If we expand our focus beyond the logical links between files and consider how those files are actually represented on disk, we arrive at a number of interesting information sources ripe for extraction. For example, considering that more and more file systems are moving beyond simple local disks to farms of storage devices, we’re faced with an interesting challenge. How do we deal with the extraction of information from a file if we only have available to us a small unit of that file? Even worse, what do we do if that small unit available to us is not a “power” unit like the file header?
The reality is that we need a technology that can abstract away the mechanism by which the file is actually stored. If the storage mechanism and physical file representation were abstracted away, then the extraction of text and agglomeration of metadata derived from a file could easily be fed into Tika’s traditional extraction processes that we’ve covered so far.
This is precisely why Tika leverages the InputStream as the core data passing interface to its Parser implementations via the parse(...) method. InputStreams obfuscate the underlying storage and protocol used to physically represent file contents (or sets of files). Whether it’s a GFS URL pointer to a file that’s distributed as blocks over the network, or a URL pointer to a file that’s locally on disk, Tika still deals with the information as an InputStream via a call to URL.openStream. And URLs aren’t the only means of getting InputStreams—InputStreams can be generated from Files, byte arrays, and all sorts of objects, making it the right choice for Tika’s abstraction for the file physical storage interface.

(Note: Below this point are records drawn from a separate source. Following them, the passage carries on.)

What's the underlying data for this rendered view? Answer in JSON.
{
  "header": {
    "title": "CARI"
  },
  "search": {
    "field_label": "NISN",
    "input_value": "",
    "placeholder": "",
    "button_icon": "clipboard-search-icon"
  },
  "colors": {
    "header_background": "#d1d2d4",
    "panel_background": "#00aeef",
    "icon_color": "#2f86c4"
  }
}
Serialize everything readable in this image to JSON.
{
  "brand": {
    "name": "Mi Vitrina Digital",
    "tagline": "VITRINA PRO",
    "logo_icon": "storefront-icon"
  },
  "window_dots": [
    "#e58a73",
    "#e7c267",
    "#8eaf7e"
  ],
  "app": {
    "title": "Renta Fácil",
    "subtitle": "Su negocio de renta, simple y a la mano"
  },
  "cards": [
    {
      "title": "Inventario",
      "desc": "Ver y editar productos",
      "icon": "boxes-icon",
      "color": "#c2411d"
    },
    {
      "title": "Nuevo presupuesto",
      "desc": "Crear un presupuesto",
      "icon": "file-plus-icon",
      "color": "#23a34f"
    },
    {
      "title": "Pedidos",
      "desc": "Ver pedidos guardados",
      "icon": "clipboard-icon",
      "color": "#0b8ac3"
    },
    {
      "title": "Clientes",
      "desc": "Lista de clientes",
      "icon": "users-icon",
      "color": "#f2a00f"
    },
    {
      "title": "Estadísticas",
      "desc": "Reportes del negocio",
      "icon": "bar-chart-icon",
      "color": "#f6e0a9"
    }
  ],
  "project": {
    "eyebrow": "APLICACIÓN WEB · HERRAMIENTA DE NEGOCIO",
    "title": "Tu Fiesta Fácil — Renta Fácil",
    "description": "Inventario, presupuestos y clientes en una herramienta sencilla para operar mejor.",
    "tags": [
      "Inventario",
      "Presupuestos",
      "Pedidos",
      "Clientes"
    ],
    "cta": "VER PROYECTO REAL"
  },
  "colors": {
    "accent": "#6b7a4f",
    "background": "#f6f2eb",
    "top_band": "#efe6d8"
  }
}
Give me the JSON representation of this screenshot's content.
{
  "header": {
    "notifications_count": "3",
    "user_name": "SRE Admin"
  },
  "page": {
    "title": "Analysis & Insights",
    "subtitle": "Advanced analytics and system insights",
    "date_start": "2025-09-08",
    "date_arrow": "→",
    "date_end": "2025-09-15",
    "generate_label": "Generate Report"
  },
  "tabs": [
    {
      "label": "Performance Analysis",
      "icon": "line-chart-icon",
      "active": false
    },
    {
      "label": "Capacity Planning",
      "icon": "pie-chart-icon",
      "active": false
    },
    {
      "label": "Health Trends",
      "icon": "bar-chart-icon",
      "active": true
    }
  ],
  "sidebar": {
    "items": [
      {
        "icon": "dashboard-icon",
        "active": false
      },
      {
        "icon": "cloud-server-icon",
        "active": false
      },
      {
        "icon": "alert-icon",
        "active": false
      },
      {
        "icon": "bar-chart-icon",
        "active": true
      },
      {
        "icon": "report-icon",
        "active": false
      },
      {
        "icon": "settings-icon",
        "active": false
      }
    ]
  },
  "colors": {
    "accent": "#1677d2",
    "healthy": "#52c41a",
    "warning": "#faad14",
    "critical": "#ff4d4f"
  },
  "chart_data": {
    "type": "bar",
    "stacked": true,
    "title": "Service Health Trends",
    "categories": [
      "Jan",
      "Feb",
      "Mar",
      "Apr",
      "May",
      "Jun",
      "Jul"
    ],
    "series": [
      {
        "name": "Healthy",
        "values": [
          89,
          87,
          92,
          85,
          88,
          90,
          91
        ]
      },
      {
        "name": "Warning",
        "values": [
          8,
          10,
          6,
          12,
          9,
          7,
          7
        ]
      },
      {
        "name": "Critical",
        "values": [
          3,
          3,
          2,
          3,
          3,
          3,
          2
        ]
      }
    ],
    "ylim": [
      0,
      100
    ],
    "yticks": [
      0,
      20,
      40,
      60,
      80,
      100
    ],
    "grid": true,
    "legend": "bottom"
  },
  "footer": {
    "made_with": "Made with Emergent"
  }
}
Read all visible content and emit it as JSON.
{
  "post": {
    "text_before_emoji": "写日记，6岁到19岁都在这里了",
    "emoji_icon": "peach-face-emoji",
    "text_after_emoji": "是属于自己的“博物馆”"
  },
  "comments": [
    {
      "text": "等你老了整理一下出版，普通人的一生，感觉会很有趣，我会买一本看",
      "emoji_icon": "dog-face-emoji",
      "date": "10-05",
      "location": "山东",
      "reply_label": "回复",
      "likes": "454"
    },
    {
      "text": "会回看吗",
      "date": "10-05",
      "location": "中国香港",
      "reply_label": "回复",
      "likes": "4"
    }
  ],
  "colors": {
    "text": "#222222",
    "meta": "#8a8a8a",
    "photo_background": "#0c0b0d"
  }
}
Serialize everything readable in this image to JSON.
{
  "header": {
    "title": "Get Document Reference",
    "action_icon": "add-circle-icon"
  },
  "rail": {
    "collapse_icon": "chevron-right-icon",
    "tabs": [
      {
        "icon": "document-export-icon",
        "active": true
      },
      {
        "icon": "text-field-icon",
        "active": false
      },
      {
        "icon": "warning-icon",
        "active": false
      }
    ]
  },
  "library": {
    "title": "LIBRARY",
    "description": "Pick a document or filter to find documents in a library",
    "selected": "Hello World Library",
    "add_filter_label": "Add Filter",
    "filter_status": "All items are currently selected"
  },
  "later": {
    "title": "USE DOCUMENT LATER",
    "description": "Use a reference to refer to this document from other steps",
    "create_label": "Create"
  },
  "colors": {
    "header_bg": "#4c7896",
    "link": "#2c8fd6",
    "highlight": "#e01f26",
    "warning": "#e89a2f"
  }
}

Bet you never thought files had such an influence over how their information is consumed! This chapter served as a wake-up call to the reality that a file’s content organization, naming conventions, and storage on disk can greatly influence the way that meaning is derived from them.
- File content and organization— We started out by showing you how file content organization can affect performance and memory properties, and influence how Tika parses out information and metadata. In the case of RSS, its content organization (based on XML) allows for easy streaming and random access, whereas in the case of HDF5, the entire file had to be read into memory, precluding streaming, but supporting random access.
- Extracting file header information and exploiting naming conventions— The middle portion of the chapter focused on file header metadata and file naming conventions, showing how in many cases metadata can be extracted from a file without even having to open the file. This feature can greatly affect the ability to easily and quickly catalog metadata about files, using Tika as the extractor.
- File storage and how it affects extraction— The last important aspect of files is the physical location of a file (or set of associated files) on disk. In many cases, individual files are part of some larger conglomerate, as in the case of directories and split files generated by archive/compression utilities. We examined how this information can be exploited by Tika to extract text and metadata that would normally be impossible to extract when considering each file in isolation.
The next fork in the road will take us to the advanced use and integration of Tika into the larger search ecosystem. You should be well prepared for this journey by now and hopefully eager to see where Tika fits with other information technologies!